Here, $\bar{f}(k)$ is known as the Fourier transform of the function $f(x)$. We can use Fourier's theorem to find the $k$-space function $\bar{\psi}(k)$ that generates any given $x$-space wavefunction $\psi(x)$ at a given time.

Figure 4.2: A one-dimensional Gaussian probability distribution.

For instance, suppose that at $t=0$ the wavefunction of our particle takes the form

$$\psi(x,0) =\frac{1}{[2\pi\,({\mit\Delta} x)^2]^{1/4}}\, \exp\left[{\rm i}\,k_0\,x - \frac{(x-x_0)^{\,2}}{4\,({\mit\Delta}x)^{\,2}}\right].$$ (4.40)

Thus, the initial probability distribution for the particle's $x$-coordinate is

$$\vert\psi(x,0)\vert^{2} =\frac{1}{[2\pi\,({\mit\Delta} x)^2]^{1/2}}\, \exp\left[- \frac{(x-x_0)^{2}}{2\,({\mit\Delta}x)^{2}}\right].$$ (4.41)

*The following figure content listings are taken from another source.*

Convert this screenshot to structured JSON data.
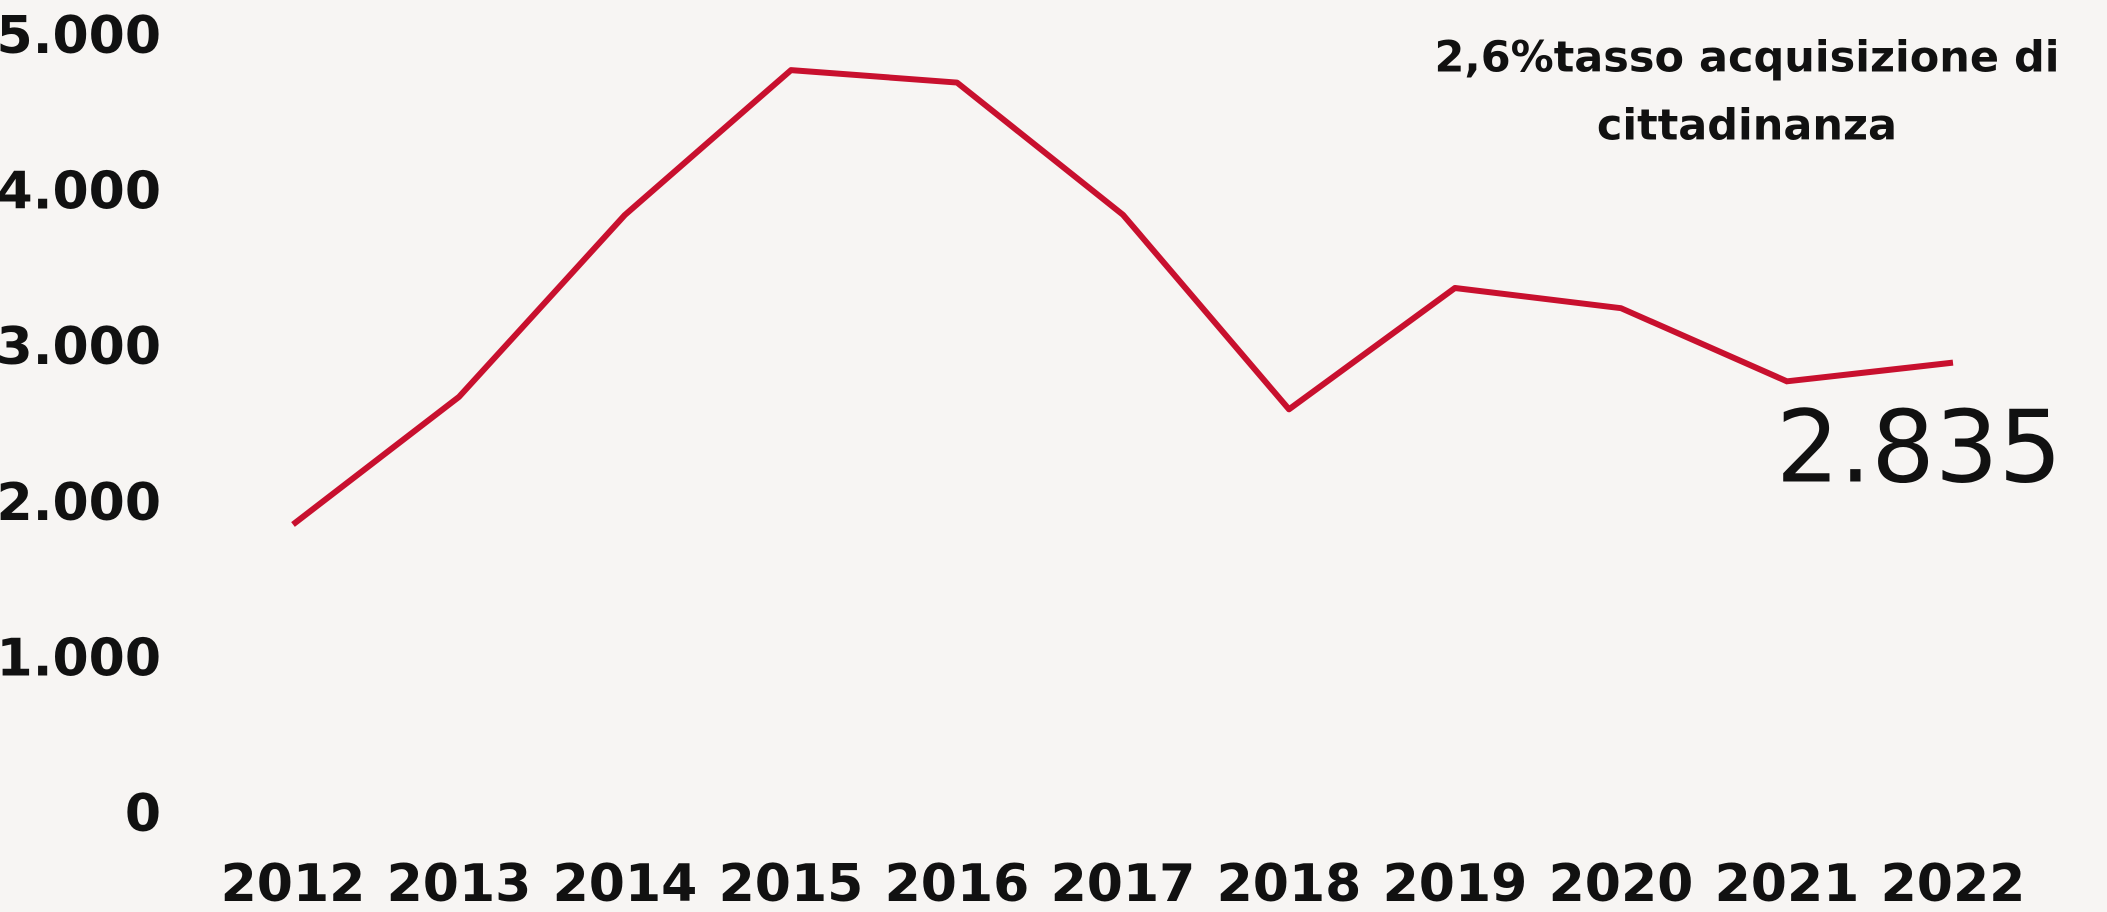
{
  "chart_data": {
    "type": "line",
    "annotation_lines": [
      "2,6%tasso acquisizione di",
      "cittadinanza"
    ],
    "value_annotation": "2.835",
    "categories": [
      "2012",
      "2013",
      "2014",
      "2015",
      "2016",
      "2017",
      "2018",
      "2019",
      "2020",
      "2021",
      "2022"
    ],
    "series": [
      {
        "color": "#c8102e",
        "values": [
          1880,
          2700,
          3870,
          4800,
          4720,
          3870,
          2620,
          3400,
          3270,
          2800,
          2920
        ]
      }
    ],
    "ylim": [
      0,
      5000
    ],
    "yticks": [
      0,
      {
        "value": 1000,
        "label": "1.000"
      },
      {
        "value": 2000,
        "label": "2.000"
      },
      {
        "value": 3000,
        "label": "3.000"
      },
      {
        "value": 4000,
        "label": "4.000"
      },
      {
        "value": 5000,
        "label": "5.000"
      }
    ],
    "grid": false
  }
}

This particular distribution is called a Gaussian distribution (see Section 5.1.7), and is plotted in Figure 4.2. It can be seen that a measurement of the particle's position is most likely to yield the value $x_0$, and very unlikely to yield a value which differs from $x_0$ by more than $3\,{\mit\Delta} x$. Thus, Equation (4.40) is the wavefunction of a particle that is initially localized in some region of $x$-space, centered on $x=x_0$, whose width is of order ${\mit\Delta} x$. This type of wavefunction is known as a wave packet.

It is easily demonstrated that the wavefunction (4.40) is properly normalized. In fact,

$$\int_{-\infty}^{\infty} \vert\psi(x,0)\vert^{2}\,dx = \frac{1}{[2\pi\,({\mit\Delta} x)^2]^{1/2}}\int_{-\infty}^{\infty}\exp\left[- \frac{(x-x_0)^{2}}{2\,({\mit\Delta}x)^{2}}\right]\,dx$$

$$= \frac{2^{1/2}\,({\mit\Delta}x)}{[2\pi\,({\mit\Delta} x)^2]^{1/2... ... e}^{-y^2}\,dy= \frac{1}{\sqrt{\pi}}\int_{-\infty}^\infty {\rm e}^{-y^2}\,dy=1.$$ (4.42)

Here, $y=(x-x_0)/(2^{1/2}{\mit\Delta x})$, and use has been made of the standard result

$$\int_{-\infty}^\infty {\rm e}^{-y^2}\,dy =\pi^{1/2}.$$ (4.43)

According to Equation (4.37),

$$\psi(x,0) = \frac{1}{\sqrt{2\pi}}\int_{-\infty}^{\infty} \bar{\psi}(k)\,{\rm e}^{\,{\rm i}\,k\,x}\,dk.$$ (4.44)

Hence, we can employ Fourier's theorem to invert this expression to give

$$\bar{\psi}(k)=\frac{1}{\sqrt{2\pi}} \int_{-\infty}^{\infty} \psi(x,0)\,{\rm e}^{-{\rm i}\,k\,x}\,dx.$$ (4.45)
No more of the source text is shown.